Needless to say,we weren’t doing well in Pullman. Every day I fought to keep myself feeling sort of sane as I watched Mr. Sexy slowly die before my eyes. That might sound extreme. That’s because it was extreme. And it felt fucking scary.
Now I’m experiencing my first summer in Long Beach and feeling better than I have in many years.
You see, I used to live with a piercing pain in my chest. I felt that pressure almost constantly, especially if I tried to still my body with a practice like meditation. The Body Keeps the Score taught me this chest sensation was trying to tell me something about myself.
Living the lifestyle we did in Pullman, I felt stuck. I felt like I had no control over our lives. Everything just happened to us, around us, and we were forced to work through it. I lived in general misery, alone, feeling like I didn’t have a place to belong.
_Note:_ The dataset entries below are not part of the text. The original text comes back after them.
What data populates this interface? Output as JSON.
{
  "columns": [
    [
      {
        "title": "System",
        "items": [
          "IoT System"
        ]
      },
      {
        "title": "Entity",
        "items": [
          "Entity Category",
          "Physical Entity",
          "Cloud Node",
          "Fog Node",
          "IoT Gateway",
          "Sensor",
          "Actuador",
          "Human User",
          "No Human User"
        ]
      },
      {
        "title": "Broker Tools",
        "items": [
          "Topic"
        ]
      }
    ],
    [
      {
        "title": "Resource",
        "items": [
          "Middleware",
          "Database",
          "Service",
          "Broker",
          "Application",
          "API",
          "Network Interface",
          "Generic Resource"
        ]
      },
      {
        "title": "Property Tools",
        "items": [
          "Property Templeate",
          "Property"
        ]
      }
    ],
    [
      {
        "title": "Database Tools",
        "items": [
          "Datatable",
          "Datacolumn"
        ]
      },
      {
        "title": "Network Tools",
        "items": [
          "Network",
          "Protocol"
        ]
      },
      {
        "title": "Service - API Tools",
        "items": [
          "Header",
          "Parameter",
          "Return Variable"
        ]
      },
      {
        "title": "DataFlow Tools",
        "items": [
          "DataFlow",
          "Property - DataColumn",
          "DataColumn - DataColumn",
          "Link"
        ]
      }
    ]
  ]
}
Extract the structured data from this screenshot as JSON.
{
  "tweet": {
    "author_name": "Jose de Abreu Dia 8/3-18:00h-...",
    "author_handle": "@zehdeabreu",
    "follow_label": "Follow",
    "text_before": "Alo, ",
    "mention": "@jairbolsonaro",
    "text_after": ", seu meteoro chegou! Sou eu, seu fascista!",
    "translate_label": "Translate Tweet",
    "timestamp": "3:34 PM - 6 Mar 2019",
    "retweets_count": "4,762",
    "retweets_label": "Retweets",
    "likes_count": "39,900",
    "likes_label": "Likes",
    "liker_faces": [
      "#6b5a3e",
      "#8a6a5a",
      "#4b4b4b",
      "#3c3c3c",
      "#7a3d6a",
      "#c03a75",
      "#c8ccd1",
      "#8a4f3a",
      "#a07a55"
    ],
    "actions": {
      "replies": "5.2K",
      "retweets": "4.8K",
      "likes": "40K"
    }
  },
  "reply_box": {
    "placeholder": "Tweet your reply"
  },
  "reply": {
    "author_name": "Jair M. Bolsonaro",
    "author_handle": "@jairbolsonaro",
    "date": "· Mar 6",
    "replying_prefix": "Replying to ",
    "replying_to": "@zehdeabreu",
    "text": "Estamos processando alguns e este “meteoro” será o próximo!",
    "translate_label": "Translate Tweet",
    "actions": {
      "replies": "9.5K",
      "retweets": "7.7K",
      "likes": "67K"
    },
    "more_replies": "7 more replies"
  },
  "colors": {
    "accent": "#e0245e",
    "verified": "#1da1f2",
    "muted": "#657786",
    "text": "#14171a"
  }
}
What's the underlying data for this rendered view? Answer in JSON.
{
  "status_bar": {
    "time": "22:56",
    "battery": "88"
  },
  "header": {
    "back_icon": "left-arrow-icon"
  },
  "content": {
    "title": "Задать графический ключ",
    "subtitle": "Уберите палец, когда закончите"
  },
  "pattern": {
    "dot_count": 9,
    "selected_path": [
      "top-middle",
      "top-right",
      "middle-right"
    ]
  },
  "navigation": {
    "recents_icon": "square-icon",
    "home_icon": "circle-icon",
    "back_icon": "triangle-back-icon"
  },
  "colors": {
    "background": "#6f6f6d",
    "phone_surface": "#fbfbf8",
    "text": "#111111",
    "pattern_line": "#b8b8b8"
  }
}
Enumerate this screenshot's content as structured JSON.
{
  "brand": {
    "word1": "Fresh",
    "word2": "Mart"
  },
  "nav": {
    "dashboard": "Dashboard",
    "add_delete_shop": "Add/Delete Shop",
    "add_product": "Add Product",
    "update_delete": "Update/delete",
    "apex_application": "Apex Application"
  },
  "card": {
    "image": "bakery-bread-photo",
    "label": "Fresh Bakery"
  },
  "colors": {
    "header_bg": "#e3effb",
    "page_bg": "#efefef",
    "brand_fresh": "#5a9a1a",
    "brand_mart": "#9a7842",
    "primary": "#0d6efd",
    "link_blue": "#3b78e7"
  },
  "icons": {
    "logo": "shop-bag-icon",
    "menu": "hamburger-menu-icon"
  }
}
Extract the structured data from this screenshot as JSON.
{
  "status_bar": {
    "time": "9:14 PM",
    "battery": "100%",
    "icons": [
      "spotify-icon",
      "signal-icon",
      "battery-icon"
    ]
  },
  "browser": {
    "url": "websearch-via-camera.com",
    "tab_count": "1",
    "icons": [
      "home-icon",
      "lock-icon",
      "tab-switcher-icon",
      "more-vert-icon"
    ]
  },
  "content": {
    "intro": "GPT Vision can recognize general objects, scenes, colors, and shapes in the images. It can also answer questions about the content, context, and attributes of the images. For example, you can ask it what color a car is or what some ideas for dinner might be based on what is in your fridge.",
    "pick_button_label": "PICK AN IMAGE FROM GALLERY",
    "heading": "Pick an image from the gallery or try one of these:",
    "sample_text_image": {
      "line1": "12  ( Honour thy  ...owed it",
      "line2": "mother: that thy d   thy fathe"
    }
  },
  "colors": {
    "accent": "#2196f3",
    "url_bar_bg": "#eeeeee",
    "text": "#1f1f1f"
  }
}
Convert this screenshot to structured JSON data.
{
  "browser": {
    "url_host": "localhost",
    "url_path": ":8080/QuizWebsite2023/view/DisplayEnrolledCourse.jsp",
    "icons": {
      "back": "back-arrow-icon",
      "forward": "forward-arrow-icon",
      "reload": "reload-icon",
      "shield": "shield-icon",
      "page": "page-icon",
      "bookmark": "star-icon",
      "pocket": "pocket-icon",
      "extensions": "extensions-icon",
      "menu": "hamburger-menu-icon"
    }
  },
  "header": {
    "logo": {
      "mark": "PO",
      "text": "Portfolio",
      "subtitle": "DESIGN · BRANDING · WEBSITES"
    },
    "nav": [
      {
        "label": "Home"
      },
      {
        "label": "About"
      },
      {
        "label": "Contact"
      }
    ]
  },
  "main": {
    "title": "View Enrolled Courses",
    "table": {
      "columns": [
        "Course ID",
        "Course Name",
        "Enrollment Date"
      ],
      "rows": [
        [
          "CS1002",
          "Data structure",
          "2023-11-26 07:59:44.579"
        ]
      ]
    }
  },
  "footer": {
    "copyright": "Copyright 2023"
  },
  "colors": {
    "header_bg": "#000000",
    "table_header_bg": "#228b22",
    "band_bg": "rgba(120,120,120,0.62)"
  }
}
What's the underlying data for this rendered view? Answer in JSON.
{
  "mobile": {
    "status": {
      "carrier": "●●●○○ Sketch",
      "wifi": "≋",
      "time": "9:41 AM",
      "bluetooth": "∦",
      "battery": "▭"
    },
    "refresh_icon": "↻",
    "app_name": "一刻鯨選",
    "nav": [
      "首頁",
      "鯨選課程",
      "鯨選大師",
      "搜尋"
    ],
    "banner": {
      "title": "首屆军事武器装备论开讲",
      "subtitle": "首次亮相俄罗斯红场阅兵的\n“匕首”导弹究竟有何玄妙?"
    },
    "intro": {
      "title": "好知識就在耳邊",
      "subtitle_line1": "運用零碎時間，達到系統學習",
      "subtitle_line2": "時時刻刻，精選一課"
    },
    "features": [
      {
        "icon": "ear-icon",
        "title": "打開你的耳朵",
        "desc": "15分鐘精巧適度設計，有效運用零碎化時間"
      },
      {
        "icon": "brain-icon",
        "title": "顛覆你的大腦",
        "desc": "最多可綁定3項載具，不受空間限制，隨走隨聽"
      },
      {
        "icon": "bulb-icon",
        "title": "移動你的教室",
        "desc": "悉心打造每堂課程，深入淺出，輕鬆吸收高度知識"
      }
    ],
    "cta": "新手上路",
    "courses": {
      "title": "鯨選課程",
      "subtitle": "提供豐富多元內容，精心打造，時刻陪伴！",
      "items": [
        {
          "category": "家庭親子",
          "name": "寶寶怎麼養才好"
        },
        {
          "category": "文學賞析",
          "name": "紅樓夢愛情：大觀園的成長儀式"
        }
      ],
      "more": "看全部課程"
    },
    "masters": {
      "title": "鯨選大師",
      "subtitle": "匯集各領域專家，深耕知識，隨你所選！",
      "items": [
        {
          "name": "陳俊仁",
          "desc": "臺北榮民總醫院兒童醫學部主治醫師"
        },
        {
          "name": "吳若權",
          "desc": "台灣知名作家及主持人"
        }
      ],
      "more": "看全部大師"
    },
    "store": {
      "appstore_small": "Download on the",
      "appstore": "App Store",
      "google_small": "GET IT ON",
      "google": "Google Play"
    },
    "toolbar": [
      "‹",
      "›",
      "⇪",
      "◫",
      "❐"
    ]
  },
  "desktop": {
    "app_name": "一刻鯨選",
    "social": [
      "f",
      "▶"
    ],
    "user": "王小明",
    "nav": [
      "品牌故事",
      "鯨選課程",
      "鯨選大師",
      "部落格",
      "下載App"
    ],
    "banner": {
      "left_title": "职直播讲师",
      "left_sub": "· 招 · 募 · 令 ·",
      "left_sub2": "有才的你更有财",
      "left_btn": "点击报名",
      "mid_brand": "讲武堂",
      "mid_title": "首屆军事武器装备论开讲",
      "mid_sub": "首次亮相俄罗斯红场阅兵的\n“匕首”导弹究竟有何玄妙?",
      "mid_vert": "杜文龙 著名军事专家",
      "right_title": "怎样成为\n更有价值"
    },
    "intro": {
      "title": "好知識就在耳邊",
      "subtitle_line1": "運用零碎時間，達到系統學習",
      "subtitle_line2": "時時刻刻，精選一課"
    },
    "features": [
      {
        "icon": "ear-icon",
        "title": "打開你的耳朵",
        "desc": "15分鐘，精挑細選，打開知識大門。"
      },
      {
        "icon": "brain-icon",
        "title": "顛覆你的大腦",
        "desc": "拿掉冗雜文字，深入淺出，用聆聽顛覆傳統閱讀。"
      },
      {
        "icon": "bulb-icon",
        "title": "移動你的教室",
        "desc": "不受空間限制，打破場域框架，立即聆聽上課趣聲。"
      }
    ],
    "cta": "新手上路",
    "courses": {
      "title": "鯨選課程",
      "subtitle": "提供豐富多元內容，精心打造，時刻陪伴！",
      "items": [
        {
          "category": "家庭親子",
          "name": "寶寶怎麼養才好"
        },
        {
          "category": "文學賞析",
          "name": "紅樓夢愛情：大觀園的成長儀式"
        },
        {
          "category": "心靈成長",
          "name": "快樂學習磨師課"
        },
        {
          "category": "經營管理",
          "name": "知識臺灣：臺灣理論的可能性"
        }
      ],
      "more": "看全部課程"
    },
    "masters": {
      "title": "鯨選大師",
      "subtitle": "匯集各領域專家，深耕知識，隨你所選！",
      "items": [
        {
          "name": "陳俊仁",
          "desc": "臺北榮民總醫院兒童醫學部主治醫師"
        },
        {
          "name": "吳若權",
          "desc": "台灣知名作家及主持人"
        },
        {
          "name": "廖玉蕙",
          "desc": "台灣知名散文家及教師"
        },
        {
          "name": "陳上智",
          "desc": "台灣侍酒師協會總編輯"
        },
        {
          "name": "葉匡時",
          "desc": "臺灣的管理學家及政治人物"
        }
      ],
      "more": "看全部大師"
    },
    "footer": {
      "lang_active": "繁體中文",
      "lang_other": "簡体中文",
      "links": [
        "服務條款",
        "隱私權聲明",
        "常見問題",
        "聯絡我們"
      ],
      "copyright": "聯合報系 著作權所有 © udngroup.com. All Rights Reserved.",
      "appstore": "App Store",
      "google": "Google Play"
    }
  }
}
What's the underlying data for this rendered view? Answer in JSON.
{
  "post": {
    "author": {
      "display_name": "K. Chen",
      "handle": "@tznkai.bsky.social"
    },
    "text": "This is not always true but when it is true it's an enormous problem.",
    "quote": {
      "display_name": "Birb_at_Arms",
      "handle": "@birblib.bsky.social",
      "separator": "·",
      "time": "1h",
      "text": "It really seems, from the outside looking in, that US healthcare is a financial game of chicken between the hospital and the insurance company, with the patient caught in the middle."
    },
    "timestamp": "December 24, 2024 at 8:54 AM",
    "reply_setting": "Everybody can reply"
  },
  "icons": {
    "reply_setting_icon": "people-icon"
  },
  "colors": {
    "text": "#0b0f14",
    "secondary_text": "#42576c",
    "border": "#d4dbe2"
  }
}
But not anymore. And to be honest, did I ever really feel like I belonged there? We lived there because we had to. So, when the doorway of opportunity flew open for us to think beyond that small college town, I told Mr. Sexy he could apply for work anywhere but the Pacific Northwest.
I wanted a new town, a new life, a fresh start.
The move felt exciting for me. While I wasn’t going back to the Bay Area (where I’m originally from), the move still felt like closing a loop and going home somehow. One of the highlights during our three-day trip to Long Beach was driving through my old neighborhood and looking at the house I grew up in.
The memories flooded in as I pointed out what would have been behind certain windows back then and all the parties I threw on our front lawn. I remembered the drug bust happening next door that scared the shit out of my parents, learning to rollerblade down the big hill we lived on, and the scary dog that lived next door.
The way I look at it, when I was 11 years old, my parents relocated our family from the Bay Area to a place called Coeur d’Alene, Idaho. They told me specifically the two reasons we moved: too much traffic and too much family.
My parents didn’t like their families. Although they never outright said those words to me, I sure felt that energy and listened to how they all talked to each other and about each other. Gossip runs rampant in those circles, which I found fascinating as a little girl.
For me, I felt like I lost a lot with that move during my childhood. We no longer attended the big family gatherings I grew up with. Presents from family dissipated over the years, as did my relationships with them. As I got older, I started to wonder at my parents’ choices. On one hand, they made it clear to me they didn’t care for having their families too close, but they also made significant efforts to visit family constantly which always left us stressed as hell.
So, the way I see it, my parents did half of the right thing, and I happened to close the loop and finish it off right.
You see, I didn’t move to Long Beach to escape the family I grew up with. By that point, we had no contact and we had enough space between us so we didn’t ever have to worry about running into each other or anything like that. I moved to Long Beach because I saw opportunity, a light in a world of darkness.
Getting to my first summer in Long Beach meant walking through hell to get here, and saying thank you to all the people who helped us along the way.
I feel empowered by how I closed this loop in my life.